The former ship’s steward was mocked by toffee-nosed Tories such as
Nicholas Soames who greeted him in the Commons, crying: “Mine’s a gin-and-tonic, Giovanni.”
And he was teased for mangling the English language, once complaining “the sceptre of unemployment stalking the north-east”.
As Environment supremo, he boasted: “The Green Belt is a Labour
achievement – and we mean to build on it.”
But the son of a railway signaller was no fool.
He studied economics and politics at Ruskin College, Oxford, and scored a BSc degree at Hull University.

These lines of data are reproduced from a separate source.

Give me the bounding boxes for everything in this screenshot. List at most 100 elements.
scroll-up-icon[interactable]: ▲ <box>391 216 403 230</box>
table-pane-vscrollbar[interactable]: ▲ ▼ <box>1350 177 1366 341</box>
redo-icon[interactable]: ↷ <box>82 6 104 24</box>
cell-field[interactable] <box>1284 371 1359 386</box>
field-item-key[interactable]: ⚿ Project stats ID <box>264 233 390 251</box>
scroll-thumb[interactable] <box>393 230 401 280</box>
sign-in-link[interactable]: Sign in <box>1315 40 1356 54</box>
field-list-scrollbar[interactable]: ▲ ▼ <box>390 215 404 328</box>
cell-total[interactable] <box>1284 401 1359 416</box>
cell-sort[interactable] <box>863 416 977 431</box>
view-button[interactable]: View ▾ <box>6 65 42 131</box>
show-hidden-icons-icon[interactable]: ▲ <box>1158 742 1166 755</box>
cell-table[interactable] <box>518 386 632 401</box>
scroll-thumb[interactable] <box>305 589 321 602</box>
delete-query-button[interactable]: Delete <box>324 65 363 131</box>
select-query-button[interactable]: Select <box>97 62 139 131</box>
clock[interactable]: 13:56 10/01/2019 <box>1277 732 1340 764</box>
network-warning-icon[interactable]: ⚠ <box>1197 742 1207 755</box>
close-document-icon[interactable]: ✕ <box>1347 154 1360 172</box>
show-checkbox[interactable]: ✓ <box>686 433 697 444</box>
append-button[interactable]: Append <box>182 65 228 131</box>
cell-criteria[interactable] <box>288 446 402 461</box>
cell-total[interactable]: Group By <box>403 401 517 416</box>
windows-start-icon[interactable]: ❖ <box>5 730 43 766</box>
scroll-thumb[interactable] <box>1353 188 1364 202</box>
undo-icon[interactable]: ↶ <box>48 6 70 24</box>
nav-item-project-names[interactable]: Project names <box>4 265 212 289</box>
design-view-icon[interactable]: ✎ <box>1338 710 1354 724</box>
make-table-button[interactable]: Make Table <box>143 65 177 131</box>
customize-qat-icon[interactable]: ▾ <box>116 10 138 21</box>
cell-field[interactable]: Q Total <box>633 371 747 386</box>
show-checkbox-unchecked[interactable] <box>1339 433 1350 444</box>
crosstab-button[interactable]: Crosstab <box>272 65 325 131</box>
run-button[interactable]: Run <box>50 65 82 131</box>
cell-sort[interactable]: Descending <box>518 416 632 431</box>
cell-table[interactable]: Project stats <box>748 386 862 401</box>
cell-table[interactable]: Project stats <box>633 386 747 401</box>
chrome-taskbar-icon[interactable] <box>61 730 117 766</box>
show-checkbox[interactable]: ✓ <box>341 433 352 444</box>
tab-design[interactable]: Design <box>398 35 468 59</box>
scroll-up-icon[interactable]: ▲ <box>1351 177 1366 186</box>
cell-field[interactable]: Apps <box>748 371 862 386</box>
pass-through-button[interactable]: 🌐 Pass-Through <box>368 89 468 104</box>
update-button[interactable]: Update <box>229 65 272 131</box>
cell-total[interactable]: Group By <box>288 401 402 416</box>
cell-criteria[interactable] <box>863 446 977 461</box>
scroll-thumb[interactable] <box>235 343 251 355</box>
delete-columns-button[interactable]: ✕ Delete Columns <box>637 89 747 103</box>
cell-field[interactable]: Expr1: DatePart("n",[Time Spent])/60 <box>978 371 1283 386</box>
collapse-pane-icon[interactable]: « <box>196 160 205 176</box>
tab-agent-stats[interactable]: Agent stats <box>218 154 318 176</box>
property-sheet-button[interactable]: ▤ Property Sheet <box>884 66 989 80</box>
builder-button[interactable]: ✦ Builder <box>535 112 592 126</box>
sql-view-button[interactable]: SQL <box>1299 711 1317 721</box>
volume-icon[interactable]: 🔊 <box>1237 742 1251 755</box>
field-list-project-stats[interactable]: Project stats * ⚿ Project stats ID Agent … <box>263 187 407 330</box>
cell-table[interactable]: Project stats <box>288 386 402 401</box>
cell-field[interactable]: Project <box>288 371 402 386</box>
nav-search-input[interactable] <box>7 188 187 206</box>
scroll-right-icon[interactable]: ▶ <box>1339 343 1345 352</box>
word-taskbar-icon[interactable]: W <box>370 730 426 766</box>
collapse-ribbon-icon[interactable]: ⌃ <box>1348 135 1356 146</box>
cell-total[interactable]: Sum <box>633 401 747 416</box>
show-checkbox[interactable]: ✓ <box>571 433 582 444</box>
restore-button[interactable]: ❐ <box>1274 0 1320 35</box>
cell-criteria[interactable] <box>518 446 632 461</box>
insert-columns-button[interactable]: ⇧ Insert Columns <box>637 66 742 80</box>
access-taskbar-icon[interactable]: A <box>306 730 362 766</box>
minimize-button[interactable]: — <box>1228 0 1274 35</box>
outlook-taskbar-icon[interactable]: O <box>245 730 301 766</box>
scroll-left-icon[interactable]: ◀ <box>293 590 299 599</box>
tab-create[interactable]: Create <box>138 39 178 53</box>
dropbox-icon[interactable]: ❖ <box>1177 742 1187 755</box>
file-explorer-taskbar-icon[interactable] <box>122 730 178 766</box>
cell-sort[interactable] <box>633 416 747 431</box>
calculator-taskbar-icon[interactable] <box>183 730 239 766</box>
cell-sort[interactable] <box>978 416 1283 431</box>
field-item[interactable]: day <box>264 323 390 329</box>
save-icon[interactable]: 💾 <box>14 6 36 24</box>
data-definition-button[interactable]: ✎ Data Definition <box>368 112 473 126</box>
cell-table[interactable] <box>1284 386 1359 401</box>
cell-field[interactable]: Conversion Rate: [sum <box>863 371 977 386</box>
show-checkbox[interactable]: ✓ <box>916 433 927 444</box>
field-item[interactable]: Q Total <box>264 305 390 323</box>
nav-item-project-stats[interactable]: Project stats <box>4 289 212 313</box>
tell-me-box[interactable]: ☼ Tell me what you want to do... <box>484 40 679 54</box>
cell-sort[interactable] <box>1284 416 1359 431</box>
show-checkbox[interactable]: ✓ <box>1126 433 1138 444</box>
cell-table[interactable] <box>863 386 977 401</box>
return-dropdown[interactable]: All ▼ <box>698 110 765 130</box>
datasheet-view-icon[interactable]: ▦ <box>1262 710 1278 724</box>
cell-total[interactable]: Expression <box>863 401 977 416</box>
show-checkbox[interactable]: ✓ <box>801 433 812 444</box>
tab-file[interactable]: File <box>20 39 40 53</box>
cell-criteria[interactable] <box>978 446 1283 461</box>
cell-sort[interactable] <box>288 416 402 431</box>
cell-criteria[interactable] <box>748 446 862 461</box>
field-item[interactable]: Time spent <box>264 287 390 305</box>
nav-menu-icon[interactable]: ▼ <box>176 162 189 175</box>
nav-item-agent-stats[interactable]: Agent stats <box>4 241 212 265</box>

He enjoyed his success, living in a turreted mock-Tudor mansion and playing croquet on the lawns of his official home, Dorneywood.
An avowed socialist, he earned his “Two Jags” nickname by driving an XJ6 Jaguar and using a chauffeur-driven XJ8 for government business.
“My roots, my background, the way I act is working class, but it would by hypocritical to say I’m anything other than middle class now,” he admitted.
John Prescott’s remarkable political career crumbled dramatically in 2006 when his two-year love affair with bubbly secretary Tracey Temple was exposed after her jealous lover read her diary.
Tracey, who sold her story to a Sunday newspaper for £250,000, described “groping and kissing” in the Deputy PM’s office and his opulent grace-and-favour Admiralty office flat.
“We were very lucky we were never caught – as we never shut the door,” noted Tracey, played by Maxine Peake in “Confessions of a Diary Secretary”.
“When I went into his office for diary meetings, if I was wearing a skirt he would slide his hand up my leg, under it.
“He used to stroke my back. And, yes, I did give him sex in the office a
couple of times.
“I knew what we were doing was risky but we both got carried away.
“Seven civil servants worked right outside his office. Of course there were moments when I thought, I shouldn’t be doing this.
“I also thought how surprised and shocked people would be if this ever got out.”
Prezza resigned as deputy Labour leader telling the 2006 party conference: “I know I let myself down. I let you down.
“So conference, I apologise.”
Nine years later he returned to front-line politics as unpaid adviser to Ed Miliband on climate change.
Prescott suffered a stroke while campaigning for Mr Corbyn at the 2019 election and retired from politics.